Besides the fact that the lake has no more fish, the authorities are simply mocking the last fishermen of Jurilovca. Victor says that, according to the last regulations, he should go fishing with two boats: one for the fish, the other for bookkeeping. He has to have all that paperwork with him in case a surprise control should occur and, therefore, take hold of one of the boats, Victor says half jokingly; he cannot make anything of the changes occurring overnight, of the fact that there’s a difference between a natural person and an authorized person...Isn’t it him in both instances? Although he has tried to be fair, although he has brought everything he was demanded although he has paid all the taxes, everything is enveloped in uncertainty and the thought that a control might pop up and discover he’s missing a paper makes his heart race…

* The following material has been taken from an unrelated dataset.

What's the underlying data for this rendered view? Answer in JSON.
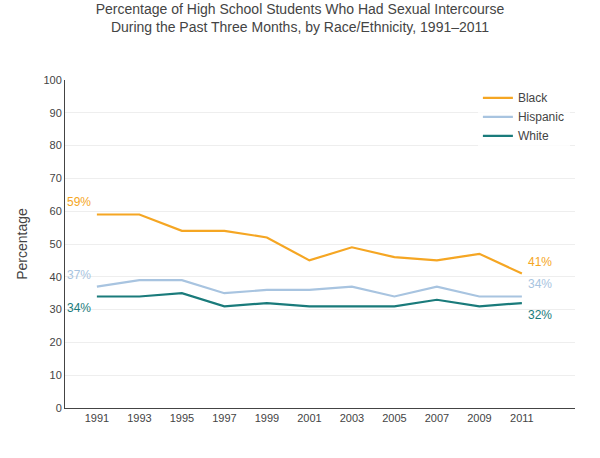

The fishing authorization, the Delta tax, the state tax (which you have to pay whether you’ve caught fish or not), city hall taxes, boat taxes, tool taxes, rattle snakes (little plastic fish, with a series on them, which are placed on authorized tools), navigation tax, tax to enter the Delta, ecology tax, other taxes and fees, all of these he has paid; while unfolding his misery, he stops and pricks his ears: ‘Do you hear them?’ He takes his hand to his eyes, scrutinizes the lake, then spitefully spits into the water. ‘See those guys with the motorboat?’
‘Poachers. They’re here every day. Why aren’t their papers checked? So, you see, am I right not to go into the wide world and do something for myself?’ Really. Are we not right to do it?